It’s been almost a rule – every time a new technology comes along, older ones don’t die…they just morph into something else and coexist. Radio was supposed to destroy the phonograph, television would annihilate motion picture theaters - and radio on the way past. Seems like the same should be true for radio’s surviving its current onslaught from, wow, every direction.
Well, there’s a flaw in that morph theory. It really refers to types of entertainment – not the delivery mechanism. If that weren’t the case, we’d all still have players for 45’s and 8-tracks connected to our systems. And when was the last time you watched home movies?
The roadside of tech advances has dead formats everywhere – and homes and offices packed with media for it. Fact is, they’re not coming back and they didn’t morph into anything usable.
Today, broadcast – that’s-over-the-air – is facing its maker. True, radio and TV are forms of entertainment, but broadcast is a very definitely a delivery mechanism and one being rapidly displaced.
Looking at just the front line of offenders, there’s the iPod, then streaming, then XM and Sirius and Slingbox and even CD’s (which play .mp3’s, of course).

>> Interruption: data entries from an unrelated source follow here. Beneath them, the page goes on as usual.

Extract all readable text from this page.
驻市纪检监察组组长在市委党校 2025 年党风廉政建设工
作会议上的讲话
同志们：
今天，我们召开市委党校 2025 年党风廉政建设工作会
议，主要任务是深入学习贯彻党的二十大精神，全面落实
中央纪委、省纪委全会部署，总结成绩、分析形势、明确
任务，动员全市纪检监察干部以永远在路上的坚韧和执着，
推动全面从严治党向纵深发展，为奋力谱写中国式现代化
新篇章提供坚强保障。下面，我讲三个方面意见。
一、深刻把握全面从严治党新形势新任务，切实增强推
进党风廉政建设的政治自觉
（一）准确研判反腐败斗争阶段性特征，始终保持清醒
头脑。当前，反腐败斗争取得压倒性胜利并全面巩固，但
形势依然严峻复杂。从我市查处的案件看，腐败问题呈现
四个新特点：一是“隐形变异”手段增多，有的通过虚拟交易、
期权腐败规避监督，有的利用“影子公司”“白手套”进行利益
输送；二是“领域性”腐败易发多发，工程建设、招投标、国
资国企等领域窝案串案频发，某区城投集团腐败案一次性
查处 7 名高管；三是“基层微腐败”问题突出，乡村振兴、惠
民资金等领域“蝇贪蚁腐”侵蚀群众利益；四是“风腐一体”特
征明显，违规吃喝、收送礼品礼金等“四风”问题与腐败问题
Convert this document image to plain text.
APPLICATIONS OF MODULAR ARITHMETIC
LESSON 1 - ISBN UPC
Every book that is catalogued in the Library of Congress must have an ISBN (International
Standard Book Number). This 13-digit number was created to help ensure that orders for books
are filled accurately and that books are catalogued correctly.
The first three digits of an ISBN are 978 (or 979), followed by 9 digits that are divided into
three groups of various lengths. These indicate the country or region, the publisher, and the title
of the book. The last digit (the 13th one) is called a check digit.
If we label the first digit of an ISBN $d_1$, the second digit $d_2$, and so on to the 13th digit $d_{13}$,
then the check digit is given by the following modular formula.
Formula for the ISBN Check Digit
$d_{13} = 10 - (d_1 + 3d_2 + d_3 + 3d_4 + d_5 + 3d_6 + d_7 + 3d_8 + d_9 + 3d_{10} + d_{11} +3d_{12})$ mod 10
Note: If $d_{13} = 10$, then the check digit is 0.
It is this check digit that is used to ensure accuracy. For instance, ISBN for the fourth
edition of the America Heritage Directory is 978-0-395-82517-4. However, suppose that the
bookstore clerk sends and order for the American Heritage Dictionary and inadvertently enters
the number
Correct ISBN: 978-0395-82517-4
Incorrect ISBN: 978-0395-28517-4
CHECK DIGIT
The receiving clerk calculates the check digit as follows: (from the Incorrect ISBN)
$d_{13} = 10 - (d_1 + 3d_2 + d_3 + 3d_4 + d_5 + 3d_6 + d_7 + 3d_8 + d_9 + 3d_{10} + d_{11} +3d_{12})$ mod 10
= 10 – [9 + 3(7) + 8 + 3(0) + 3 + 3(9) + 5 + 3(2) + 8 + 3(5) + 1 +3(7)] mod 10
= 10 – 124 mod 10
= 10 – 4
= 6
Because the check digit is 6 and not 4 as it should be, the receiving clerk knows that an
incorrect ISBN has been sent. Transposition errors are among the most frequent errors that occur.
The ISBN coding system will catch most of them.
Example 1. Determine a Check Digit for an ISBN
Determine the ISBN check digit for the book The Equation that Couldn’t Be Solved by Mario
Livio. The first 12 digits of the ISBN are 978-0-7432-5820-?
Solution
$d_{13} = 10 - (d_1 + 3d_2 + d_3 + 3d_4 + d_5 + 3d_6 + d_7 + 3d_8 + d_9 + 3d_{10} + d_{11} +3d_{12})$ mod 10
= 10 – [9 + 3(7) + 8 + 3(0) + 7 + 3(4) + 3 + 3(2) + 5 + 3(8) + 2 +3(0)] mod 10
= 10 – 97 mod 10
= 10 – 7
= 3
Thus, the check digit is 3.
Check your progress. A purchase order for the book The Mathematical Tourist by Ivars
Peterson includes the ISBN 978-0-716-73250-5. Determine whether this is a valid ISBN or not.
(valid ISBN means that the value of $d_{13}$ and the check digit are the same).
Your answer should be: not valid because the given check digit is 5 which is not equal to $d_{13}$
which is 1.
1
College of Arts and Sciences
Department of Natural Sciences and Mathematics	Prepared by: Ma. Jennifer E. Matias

Tough to fight a war on three or four fronts…especially when you look at the model.
First, it’s a WYWWYWI (what you want when you want it) world. Not many restaurants survive serving ham only between 6 and 6:30, pizza from 6:30 to 7, fish from 7 to, well, you get the picture. So hearing the song you want only when a station plays it, well, who’s kidding whom? Watching CSI at 9 isn’t convenient. Then there’s the sorting through the clutter. When commercial loads are as high as they are, existing viewers and listeners abandon in droves, knowing they have at least three minutes before they need to punch back in.
Add to that the disappearance of live talent. Hey. You may think you’re listening live but there’s a lot of voice tracking going on out there and even more music coming out of the sky from New York, Dallas, or Denver, picked by a PD that has never even been to Phoenix, let alone programmed to it.
And, on the TV side, more and more comes from a “network” or other central source. “Centralcasting” has taken hold. We now see the same news stories multiple times and, often, they incorporate – are you ready for it? – amateur cell phone footage.
Then there’s the quality issue. That one’s being skewered on two fronts of its own. First, faced with a choice of quality versus “now-lity”, now wins out. Witness the number of iPodders who choose to store thousands of songs at slightly better than AM quality versus hundred at higher quality. BTW: even at its highest quality, the coding dictates that out ≠ in. Hasn’t slowed sales. And streaming to 2½ inch cell phone screens is commonplace. Yet on another front radio, through the wonders of IBOC, is scrambling to improve quality. Who ordered that focus group? “Let’s see, we can only feed one song at a time, we’ve got a ton of commercials. I know. Let’s improve technical quality.”